Isaac René Guy Le Chapelier (12 June 1754 – 22 April 1794) was a French jurist and politician of the Revolutionary period.
Biography
Le Chapelier was born in Rennes in Brittany, where his father was bâtonnier of the corporation of lawyers, a title equivalent to President of the Bar. He entered the law profession, and was a noted orator. In 1775, Le Chapelier was initiated as a freemason at the Grand Orient de France.[1]
Le Chapelier introduced a motion in the National Assembly which prohibited guilds, trade unions, and compagnonnage, and which also abolished the right to strike. The law did not "abolish the right to strike", no right to not turn up for work and not be dismissed, had ever existed in French law, a "right" that did not exist, and had never existed, can not have been "abolished" by the law of 1791. Le Chapelier and other Jacobins interpreted demands by Paris workers for higher wages as contrary to the new principles of the Revolution. The measure was enacted law on 14 June 1791 in what became subsequently known as the Le Chapelier Law. The law effectively barred guilds and trade unions in France until 1864. There had been an effort, by Turgot, to abolish the compulsory guilds (producer cartels) in 1776 - but it did not go into effect. The Estates General proclaimed against the guilds on August 4, 1789 - but the end of these compulsory producer cartels did not come till 1791.

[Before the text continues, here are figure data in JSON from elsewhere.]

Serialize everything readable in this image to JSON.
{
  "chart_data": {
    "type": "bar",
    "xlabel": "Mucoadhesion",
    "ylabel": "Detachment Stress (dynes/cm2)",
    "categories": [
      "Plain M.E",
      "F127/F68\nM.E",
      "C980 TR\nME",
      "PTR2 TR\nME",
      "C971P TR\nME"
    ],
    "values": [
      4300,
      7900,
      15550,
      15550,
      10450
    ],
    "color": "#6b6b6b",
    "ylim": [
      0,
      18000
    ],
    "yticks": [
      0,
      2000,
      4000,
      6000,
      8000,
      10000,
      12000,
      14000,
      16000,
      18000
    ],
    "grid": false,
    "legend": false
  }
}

In May, 1789, when the Estates General were still meeting, Le Chapelier was one of the founders of the Breton Club,[2] a collection of deputies initially all hailing from his home province of Brittany, but which in the weeks to come drew all sorts of deputies sharing a more radical ideology. After the October Days (5–6 October) and the National Assembly's move to Paris, the Breton Club rented a Dominican monastery and became the Jacobin Club, of which Le Chapelier was the first president.

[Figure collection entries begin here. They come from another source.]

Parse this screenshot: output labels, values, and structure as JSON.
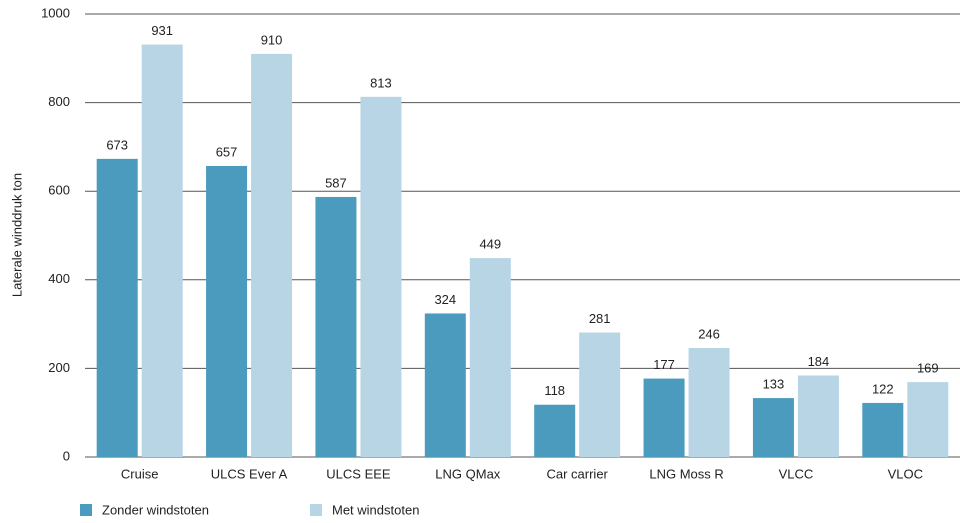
{
  "chart_data": {
    "type": "bar",
    "y_label": "Laterale winddruk ton",
    "categories": [
      "Cruise",
      "ULCS Ever A",
      "ULCS EEE",
      "LNG QMax",
      "Car carrier",
      "LNG Moss R",
      "VLCC",
      "VLOC"
    ],
    "series": [
      {
        "name": "Zonder windstoten",
        "color": "#4a9bbd",
        "values": [
          673,
          657,
          587,
          324,
          118,
          177,
          133,
          122
        ]
      },
      {
        "name": "Met windstoten",
        "color": "#b8d5e6",
        "values": [
          931,
          910,
          813,
          449,
          281,
          246,
          184,
          169
        ]
      }
    ],
    "ylim": [
      0,
      1000
    ],
    "yticks": [
      0,
      200,
      400,
      600,
      800,
      1000
    ],
    "grid": true,
    "legend": "bottom-left"
  }
}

Like many radical deputies, Le Chapelier wished for the central role played by such popular societies early in the French Revolution to come to an end with the settling of the state and the pending promulgation of a new constitution. This conviction was increased by the Champs de Mars Massacre of 17 July 1791. Within days, Le Chapelier joined the mass exodus of moderate deputies abandoning the Jacobin club in favour of a new organisation, the Patriotic Society of 1789 and later the Feuillant club.

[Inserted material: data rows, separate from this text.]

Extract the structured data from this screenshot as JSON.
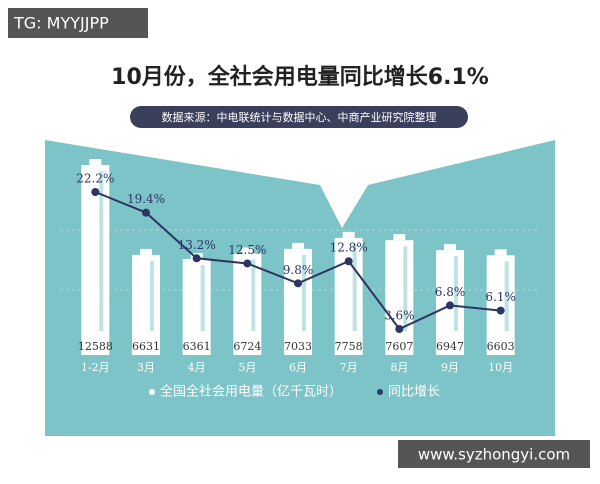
{
  "watermark": "TG: MYYJJPP",
  "site_watermark": "www.syzhongyi.com",
  "chart_data": {
    "type": "bar-line",
    "title": "10月份，全社会用电量同比增长6.1%",
    "subtitle": "数据来源：中电联统计与数据中心、中商产业研究院整理",
    "categories": [
      "1-2月",
      "3月",
      "4月",
      "5月",
      "6月",
      "7月",
      "8月",
      "9月",
      "10月"
    ],
    "series": [
      {
        "name": "全国全社会用电量（亿千瓦时）",
        "color": "#ffffff",
        "type": "bar",
        "values": [
          12588,
          6631,
          6361,
          6724,
          7033,
          7758,
          7607,
          6947,
          6603
        ]
      },
      {
        "name": "同比增长",
        "color": "#2d3561",
        "type": "line",
        "values": [
          22.2,
          19.4,
          13.2,
          12.5,
          9.8,
          12.8,
          3.6,
          6.8,
          6.1
        ],
        "value_labels": [
          "22.2%",
          "19.4%",
          "13.2%",
          "12.5%",
          "9.8%",
          "12.8%",
          "3.6%",
          "6.8%",
          "6.1%"
        ]
      }
    ]
  }
}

Le Chapelier, in his capacity as chairman of the Constitutional Committee, presented to the National Assembly in its final sessions a law restricting the rights of popular societies to undertake concerted political action, including the right to correspond with one another. It passed 30 September 1791. By the virtue of obeying this law, the moderate Feuillants embraced obsolescence; the radical Jacobins, by ignoring it, emerged as the most vital political force of the French Revolution. The popular society movement, largely founded by Le Chapelier, was thus inadvertently radicalised contrary to his original intentions.